С ней был очень маленький мальчик, очевидно, ее брат, и она сняла с него мокрую кепку двумя пальцами, как будто это какой-то лабораторный зверек. Следом за детьми вошла солидная дама в фетровой шляпе с обвисшими полями – вероятно, их гувернантка. Девочка из хора, снимая по дороге пальто, прошла к столику, на котором остановился ее выбор – на мой взгляд, очень удачный, так как столик был прямо напротив, примерно в трех метрах от меня. Девочка и гувернантка сели за стол. Малыш – ему было лет пять – усаживаться пока не собирался. Он сдернул с себя курточку и избавился от нее; потом с непроницаемым выражением отъявленного безобразника принялся доводить до белого каления свою гувернантку – несколько раз кряду то выдвигал, то задвигал обратно свой стул, не сводя глаз с ее лица.
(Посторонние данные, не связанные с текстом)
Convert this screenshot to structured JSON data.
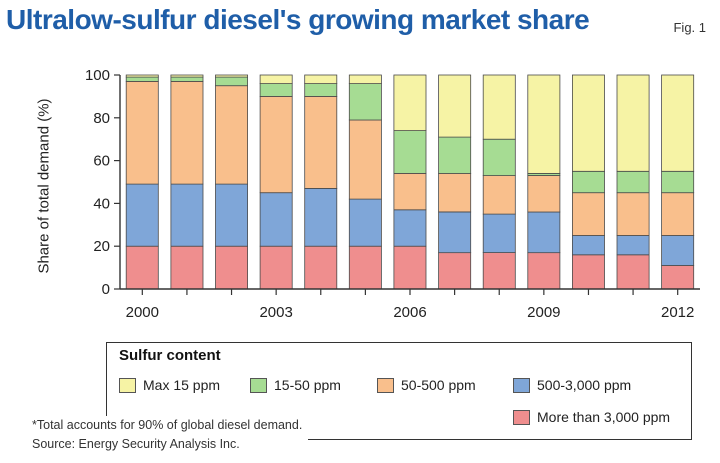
{
  "header": {
    "title": "Ultralow-sulfur diesel's growing market share",
    "fig_label": "Fig. 1"
  },
  "chart_data": {
    "type": "bar",
    "stacked": true,
    "title": "Ultralow-sulfur diesel's growing market share",
    "xlabel": "",
    "ylabel": "Share of total demand (%)",
    "ylim": [
      0,
      100
    ],
    "yticks": [
      0,
      20,
      40,
      60,
      80,
      100
    ],
    "x_tick_labels": [
      "2000",
      "2003",
      "2006",
      "2009",
      "2012"
    ],
    "grid": false,
    "categories": [
      "2000",
      "2001",
      "2002",
      "2003",
      "2004",
      "2005",
      "2006",
      "2007",
      "2008",
      "2009",
      "2010",
      "2011",
      "2012"
    ],
    "series": [
      {
        "name": "More than 3,000 ppm",
        "color": "#ef8e8e",
        "values": [
          20,
          20,
          20,
          20,
          20,
          20,
          20,
          17,
          17,
          17,
          16,
          16,
          11
        ]
      },
      {
        "name": "500-3,000 ppm",
        "color": "#7fa6d8",
        "values": [
          29,
          29,
          29,
          25,
          27,
          22,
          17,
          19,
          18,
          19,
          9,
          9,
          14
        ]
      },
      {
        "name": "50-500 ppm",
        "color": "#f9bf8c",
        "values": [
          48,
          48,
          46,
          45,
          43,
          37,
          17,
          18,
          18,
          17,
          20,
          20,
          20
        ]
      },
      {
        "name": "15-50 ppm",
        "color": "#a6dc93",
        "values": [
          2,
          2,
          4,
          6,
          6,
          17,
          20,
          17,
          17,
          1,
          10,
          10,
          10
        ]
      },
      {
        "name": "Max 15 ppm",
        "color": "#f6f3a5",
        "values": [
          1,
          1,
          1,
          4,
          4,
          4,
          26,
          29,
          30,
          46,
          45,
          45,
          45
        ]
      }
    ],
    "legend": {
      "title": "Sulfur content",
      "placement": "bottom",
      "order": [
        "Max 15 ppm",
        "15-50 ppm",
        "50-500 ppm",
        "500-3,000 ppm",
        "More than 3,000 ppm"
      ]
    }
  },
  "footnote": {
    "note": "*Total accounts for 90% of global diesel demand.",
    "source": "Source: Energy Security Analysis Inc."
  }
}
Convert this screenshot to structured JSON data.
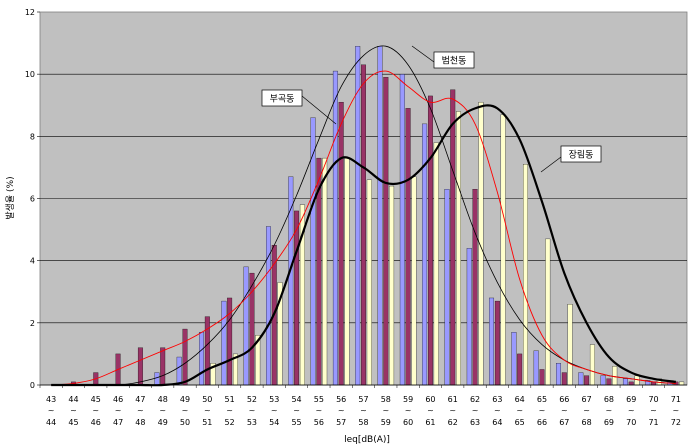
{
  "chart_data": {
    "type": "bar",
    "title": "",
    "xlabel": "leq[dB(A)]",
    "ylabel": "발생율 (%)",
    "ylim": [
      0,
      12
    ],
    "yticks": [
      0,
      2,
      4,
      6,
      8,
      10,
      12
    ],
    "grid": true,
    "categories_top": [
      "43",
      "44",
      "45",
      "46",
      "47",
      "48",
      "49",
      "50",
      "51",
      "52",
      "53",
      "54",
      "55",
      "56",
      "57",
      "58",
      "59",
      "60",
      "61",
      "62",
      "63",
      "64",
      "65",
      "66",
      "67",
      "68",
      "69",
      "70",
      "71"
    ],
    "categories_bottom": [
      "44",
      "45",
      "46",
      "47",
      "48",
      "49",
      "50",
      "51",
      "52",
      "53",
      "54",
      "55",
      "56",
      "57",
      "58",
      "59",
      "60",
      "61",
      "62",
      "63",
      "64",
      "65",
      "66",
      "67",
      "68",
      "69",
      "70",
      "71",
      "72"
    ],
    "range_separator": "~",
    "series": [
      {
        "color": "#9999ff",
        "values": [
          0,
          0,
          0,
          0,
          0,
          0.4,
          0.9,
          1.7,
          2.7,
          3.8,
          5.1,
          6.7,
          8.6,
          10.1,
          10.9,
          10.9,
          10.0,
          8.4,
          6.3,
          4.4,
          2.8,
          1.7,
          1.1,
          0.7,
          0.4,
          0.3,
          0.2,
          0.15,
          0.1
        ]
      },
      {
        "color": "#993366",
        "values": [
          0,
          0.1,
          0.4,
          1.0,
          1.2,
          1.2,
          1.8,
          2.2,
          2.8,
          3.6,
          4.5,
          5.6,
          7.3,
          9.1,
          10.3,
          9.9,
          8.9,
          9.3,
          9.5,
          6.3,
          2.7,
          1.0,
          0.5,
          0.4,
          0.3,
          0.2,
          0.1,
          0.1,
          0.1
        ]
      },
      {
        "color": "#ffffcc",
        "values": [
          0,
          0,
          0,
          0,
          0,
          0,
          0,
          0.7,
          1.0,
          1.6,
          3.3,
          5.8,
          7.3,
          7.3,
          6.6,
          6.4,
          6.7,
          7.8,
          8.8,
          9.1,
          8.7,
          7.1,
          4.7,
          2.6,
          1.3,
          0.6,
          0.3,
          0.2,
          0.1
        ]
      }
    ],
    "lines": [
      {
        "name": "부곡동",
        "color": "#000000",
        "width": 0.8,
        "values": [
          0,
          0,
          0,
          0,
          0.1,
          0.3,
          0.7,
          1.3,
          2.1,
          3.2,
          4.5,
          6.1,
          7.9,
          9.6,
          10.6,
          10.9,
          10.3,
          8.9,
          6.9,
          4.9,
          3.3,
          2.1,
          1.3,
          0.8,
          0.5,
          0.3,
          0.2,
          0.1,
          0.05
        ]
      },
      {
        "name": "범천동",
        "color": "#ff0000",
        "width": 0.9,
        "values": [
          0,
          0.05,
          0.2,
          0.5,
          0.8,
          1.1,
          1.4,
          1.8,
          2.3,
          3.0,
          3.9,
          5.0,
          6.6,
          8.4,
          9.7,
          10.1,
          9.6,
          9.1,
          9.2,
          8.4,
          6.2,
          3.4,
          1.6,
          0.8,
          0.5,
          0.3,
          0.2,
          0.1,
          0.05
        ]
      },
      {
        "name": "장림동",
        "color": "#000000",
        "width": 2.2,
        "values": [
          0,
          0,
          0,
          0,
          0,
          0,
          0.1,
          0.5,
          0.8,
          1.2,
          2.3,
          4.3,
          6.3,
          7.3,
          7.0,
          6.5,
          6.6,
          7.3,
          8.4,
          8.9,
          8.9,
          7.9,
          5.9,
          3.6,
          2.0,
          0.9,
          0.4,
          0.2,
          0.1
        ]
      }
    ],
    "annotations": [
      {
        "text": "범천동",
        "target_series": "범천동"
      },
      {
        "text": "부곡동",
        "target_series": "부곡동"
      },
      {
        "text": "장림동",
        "target_series": "장림동"
      }
    ]
  }
}
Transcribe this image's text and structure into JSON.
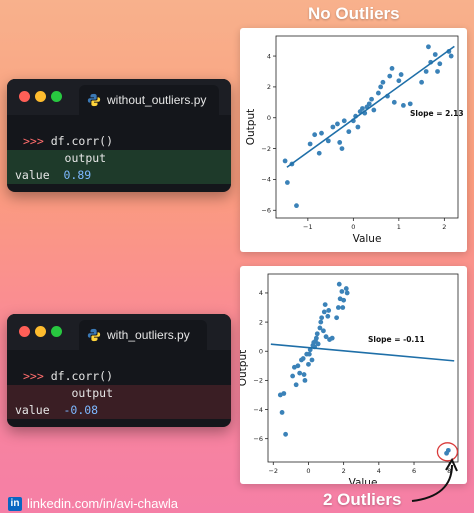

Гувернантка несколько раз вполголоса приказала ему садиться – иначе говоря, прекратить паясничать, но только после того, как он услышал голос старшей сестры, он соблаговолил усесться на стул. Но тут же схватил салфетку и водрузил ее себе на голову. Сестра взяла ее, расправила и положила ему на колени.
К тому времени, когда им принесли чай, девочка из хора успела заметить, что я внимательно разглядываю ее компанию. Она ответила мне пристальным, уже знакомым мне оценивающим взглядом и вдруг одарила меня легкой, сдержанной улыбкой. Улыбка была неожиданно ослепительная, как это свойственно некоторым легким и сдержанным улыбкам. Я ответил улыбкой несколько менее ослепительной, так как приходилось прикрывать верхней губой угольно-черную солдатскую временную пломбу между двумя передними зубами. Не успел я опомниться, как юная леди уже стояла у моего столика, сохраняя завидное самообладание. На ней было платье из шотландки – тартан Кэмблов, если не ошибаюсь. По-моему, это самое чудесное платье для девочки-подростка в такой дождливый, ужасно дождливый день.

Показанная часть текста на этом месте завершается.